Last year, the Department of Health and Human Services received 274 reports of research misconduct, representing a 50% increase over 2003.

Allegations included falsifying or fabricating data or plagiarism. It is suspected that the reports represent just a small fraction of the misconduct that actually occurs.

One example included making up research on aging and hormone supplements in order to secure federal grants, for which Eric Poehlman, the first researcher to be permanently barred from receiving federal grants, could be sentenced to up to five years in prison.

In another instance Dr. Ali Sultan an award-winning researcher at the Harvard School of Public Health, plagiarized text and figures and falsified data, substituting one type of malaria for another. At present, he is teaching at a medical school in Qatar.
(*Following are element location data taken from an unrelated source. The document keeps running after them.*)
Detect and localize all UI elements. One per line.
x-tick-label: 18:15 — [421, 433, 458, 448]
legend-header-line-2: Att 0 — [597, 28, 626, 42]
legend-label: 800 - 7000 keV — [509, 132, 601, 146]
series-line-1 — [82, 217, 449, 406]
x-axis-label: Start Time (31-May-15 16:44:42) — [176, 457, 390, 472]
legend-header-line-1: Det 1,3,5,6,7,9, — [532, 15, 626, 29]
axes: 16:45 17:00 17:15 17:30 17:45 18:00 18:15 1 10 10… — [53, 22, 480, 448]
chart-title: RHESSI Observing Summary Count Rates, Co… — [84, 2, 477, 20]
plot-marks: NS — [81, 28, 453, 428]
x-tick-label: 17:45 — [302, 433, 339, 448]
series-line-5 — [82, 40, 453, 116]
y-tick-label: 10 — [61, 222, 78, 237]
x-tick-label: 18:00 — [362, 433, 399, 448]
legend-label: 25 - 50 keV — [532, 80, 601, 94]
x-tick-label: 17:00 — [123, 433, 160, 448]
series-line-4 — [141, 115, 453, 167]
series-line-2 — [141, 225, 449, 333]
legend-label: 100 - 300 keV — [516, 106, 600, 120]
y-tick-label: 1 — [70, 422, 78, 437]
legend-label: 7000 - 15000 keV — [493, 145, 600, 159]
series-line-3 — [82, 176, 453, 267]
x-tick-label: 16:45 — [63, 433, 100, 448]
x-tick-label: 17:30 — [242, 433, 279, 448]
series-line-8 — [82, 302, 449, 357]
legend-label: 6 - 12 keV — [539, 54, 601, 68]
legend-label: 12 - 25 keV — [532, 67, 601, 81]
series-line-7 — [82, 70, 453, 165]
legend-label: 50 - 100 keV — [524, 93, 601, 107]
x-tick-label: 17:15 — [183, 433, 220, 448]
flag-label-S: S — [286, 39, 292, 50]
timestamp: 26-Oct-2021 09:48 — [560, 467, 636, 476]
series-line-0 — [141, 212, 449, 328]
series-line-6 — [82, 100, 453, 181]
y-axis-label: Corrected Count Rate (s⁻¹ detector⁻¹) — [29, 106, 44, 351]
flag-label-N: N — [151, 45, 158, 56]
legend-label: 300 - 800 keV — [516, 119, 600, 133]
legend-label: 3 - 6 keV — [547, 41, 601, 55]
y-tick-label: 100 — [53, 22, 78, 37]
According to an AP report (July 10, 2005), it would appear that at least one offender has been “rehabilitated.” Dr. Andrew Friedman, a reputedly brilliant surgeon and researcher at Brigham and Women’s Hospital and Harvard Medical School, in 1995 confessed to faking data and creating fictitious patients for papers published in respected, peer-reviewed journals. He is now a senior director of clinical research at Ortho-McNeil Pharmaceutical Inc., a Johnson & Johnson company.

A survey of scientists funded by the NIH “suggests that mundane ‘regular’ misbehaviours present greater threats to the scientific enterprise than those caused by high-profile misconduct cases such as fraud.”

At least 33% of respondents said they had engaged in at least one of the top 10 forms of misconduct during the prior three years. Between 15 and 20% said they had changed the design, methodology, or results of a study in response to pressure from a funding source (Nature, June 2005).